Мы сразу начали продумывать план. Чтобы лагерь сгорел дотла, все четыре барака
должны заняться пламенем одновременно. Мы не стали посвящать в намерение всех, кто находился в лагере, хотя у каждого был срок не меньше двадцати пяти, и каждому терять было нечего. Конспирация необходима была затем, чтобы предотвратить, как теперь говорят, утечку информации и не дать администрации упредить нашу затею, как это было на «Феликсе Дзержинском». В осуществление плана мы вовлекли человек двадцать из других бараков. Сговорились о времени, а также о том, как из охваченных огнем строений вовремя вывести людей. Пока будет полыхать огонь, на плацу не замерзнем, скорее отогреемся.
Вообще-то, спалить лагерь не представляло труда.
Проблема – не допустить в бараках паники и помочь каждому выбраться.
Около полуночи в разных концах зоны четыре ярких языка пламени взметнулись в черное небо, озаряя вышки, мечущихся людей и небольшую площадку, на которой устраивались три сотни человек, протягивая руки к теплу и стараясь увернуться от сверкающих искр, падавших на землю. Залаяли собаки, послышались выстрелы, а мы сидели, прижавшись друг к другу, как деревенские погорельцы, и с детской глупой радостью смотрели на пляшущие огни. Сутки мы сидели на морозе, укрываясь матрасами и одеялами. Потом многих таскали на допросы, выясняя, кто зачинщик, но ни разу не прозвучали чьи-либо имена.

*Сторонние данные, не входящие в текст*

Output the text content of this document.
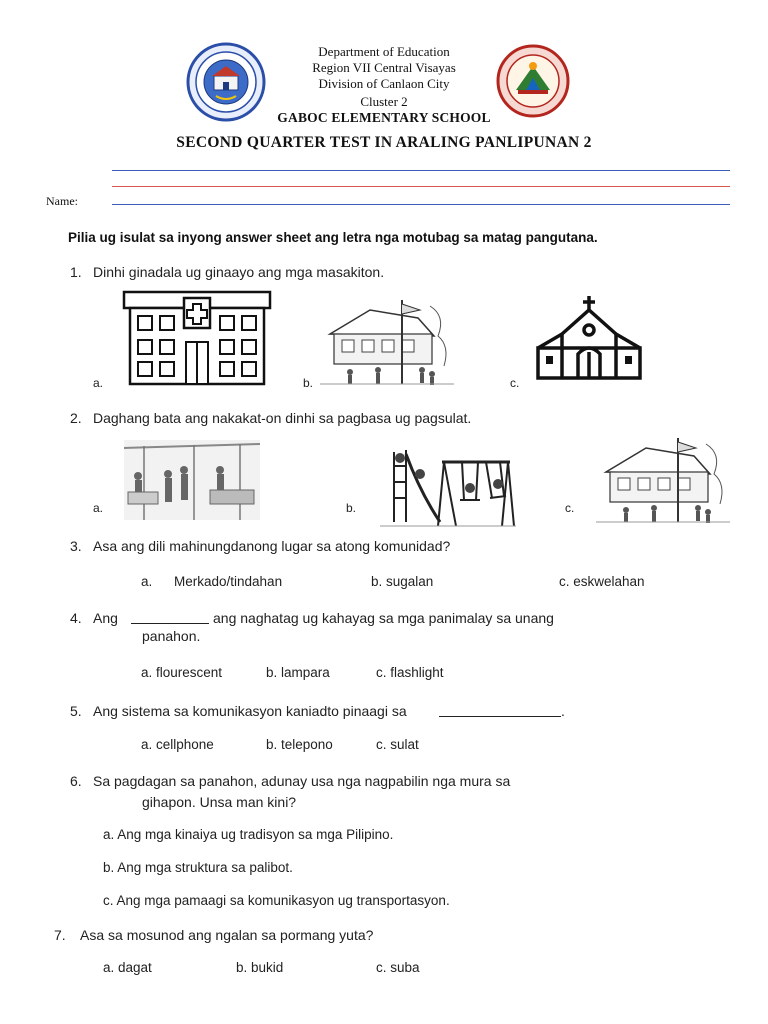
Department of Education
Region VII Central Visayas
Division of Canlaon City
Cluster 2
GABOC ELEMENTARY SCHOOL
SECOND QUARTER TEST IN ARALING PANLIPUNAN 2
Name:
Pilia ug isulat sa inyong answer sheet ang letra nga motubag sa matag pangutana.
1. Dinhi ginadala ug ginaayo ang mga masakiton.
a.	b.	c.
2. Daghang bata ang nakakat-on dinhi sa pagbasa ug pagsulat.
a.	b.	c.
3. Asa ang dili mahinungdanong lugar sa atong komunidad?
a. Merkado/tindahan	b. sugalan	c. eskwelahan
4. Ang	ang naghatag ug kahayag sa mga panimalay sa unang
panahon.
a. flourescent	b. lampara	c. flashlight
5. Ang sistema sa komunikasyon kaniadto pinaagi sa	.
a. cellphone	b. telepono	c. sulat
6. Sa pagdagan sa panahon, adunay usa nga nagpabilin nga mura sa
gihapon. Unsa man kini?
a. Ang mga kinaiya ug tradisyon sa mga Pilipino.
b. Ang mga struktura sa palibot.
c. Ang mga pamaagi sa komunikasyon ug transportasyon.
7. Asa sa mosunod ang ngalan sa pormang yuta?
a. dagat	b. bukid	c. suba
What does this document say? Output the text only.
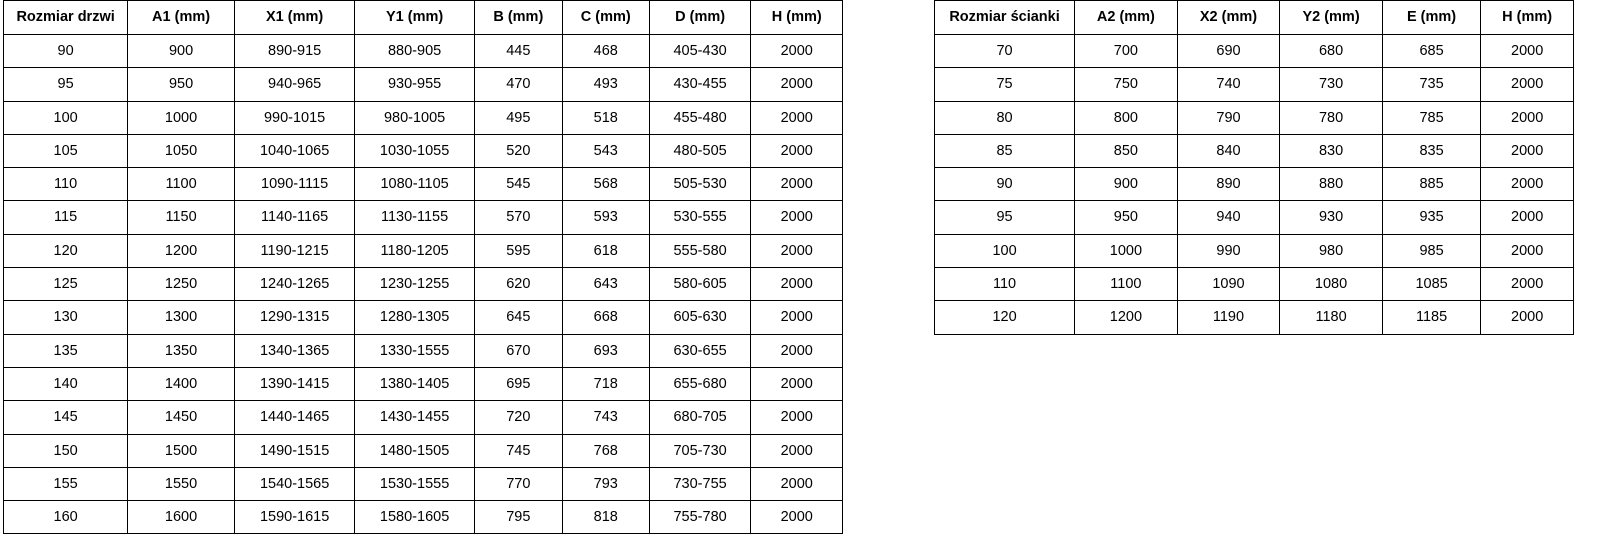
Rozmiar drzwi	A1 (mm)	X1 (mm)	Y1 (mm)	B (mm)	C (mm)	D (mm)	H (mm)
90	900	890-915	880-905	445	468	405-430	2000
95	950	940-965	930-955	470	493	430-455	2000
100	1000	990-1015	980-1005	495	518	455-480	2000
105	1050	1040-1065	1030-1055	520	543	480-505	2000
110	1100	1090-1115	1080-1105	545	568	505-530	2000
115	1150	1140-1165	1130-1155	570	593	530-555	2000
120	1200	1190-1215	1180-1205	595	618	555-580	2000
125	1250	1240-1265	1230-1255	620	643	580-605	2000
130	1300	1290-1315	1280-1305	645	668	605-630	2000
135	1350	1340-1365	1330-1555	670	693	630-655	2000
140	1400	1390-1415	1380-1405	695	718	655-680	2000
145	1450	1440-1465	1430-1455	720	743	680-705	2000
150	1500	1490-1515	1480-1505	745	768	705-730	2000
155	1550	1540-1565	1530-1555	770	793	730-755	2000
160	1600	1590-1615	1580-1605	795	818	755-780	2000
Rozmiar ścianki	A2 (mm)	X2 (mm)	Y2 (mm)	E (mm)	H (mm)
70	700	690	680	685	2000
75	750	740	730	735	2000
80	800	790	780	785	2000
85	850	840	830	835	2000
90	900	890	880	885	2000
95	950	940	930	935	2000
100	1000	990	980	985	2000
110	1100	1090	1080	1085	2000
120	1200	1190	1180	1185	2000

Нас развезли по другим лагпунктам. Скоро на Борискине восстановили бараки, усилили охрану, ужесточили режим, хотя, казалось бы, куда больше? Мы и не ждали перемен. Это был очередной сброс накопившейся в нас горечи и отчаяния.
Эти мои строки можно рассматривать как запоздалое, полвека спустя, добровольное признание. Вина, надеюсь, мне простится за истечением срока давности.
После содержания в бараке усиленного режима на Перспективном меня перевели в находившийся неподалеку лагпункт в Берелехе. Этот небольшой лагпункт контролировали суки.
Вечером на проверке кто-то из задней шеренги щелкнул меня по уху. Я повернулся, спросил, кто это сделал, – все молчат. Потом щелкнули во второй раз. Опять оборачиваюсь: «Ну, что за мразь? Кто это сделал?»
– Я, ну и что? – огрызнулся азербайджанец Серега, который был одним из центровых в
этом лагере. Я обругал его, мы цапанулись. С его другом Хасаном, тоже сукой, у меня уже
было до этого несколько мелких стычек. Через полчаса меня пригласили зайти н другой
барак, где был их блаткомитет.
Я понимал, зачем зовут, но не пойти не мог. Захожу, у меня в рукаве комбинезона нож. На нарах сидит, сложив ноги калачиком, главный в этой кодле Пашка Герман, одетый в спортивный костюм. Он был из тех воров, кто во время трюмиловки перешел к сукам. С Пашкой мы раньше встречались в изоляторах, и отношения у нас сложились нормальные, хоть и не приятельские. Я поздоровался только с ним.
– Слушаю вас, – сказал я, доставая нож. – Вы меня, конечно, зарежете. Но ты, -
повернулся я к Сереге, – никуда от меня не уйдешь.
– Спрячь нож, никто тебя не тронет, – поднялся Герман. – Что произошло?
– Ты их спроси, – кивнул я на Хасана и Серегу.
Первые зимне-весенние месяцы на переломе 1949 – 1950 годов промелькнули, как страницы детектива с побегами, драками в лагерях, томлением в изоляторах и на
пересылках, затем новые побеги, погони и короткие передышки в райбольнице. Риск, азарт, противостояние пьянили и требовали действия.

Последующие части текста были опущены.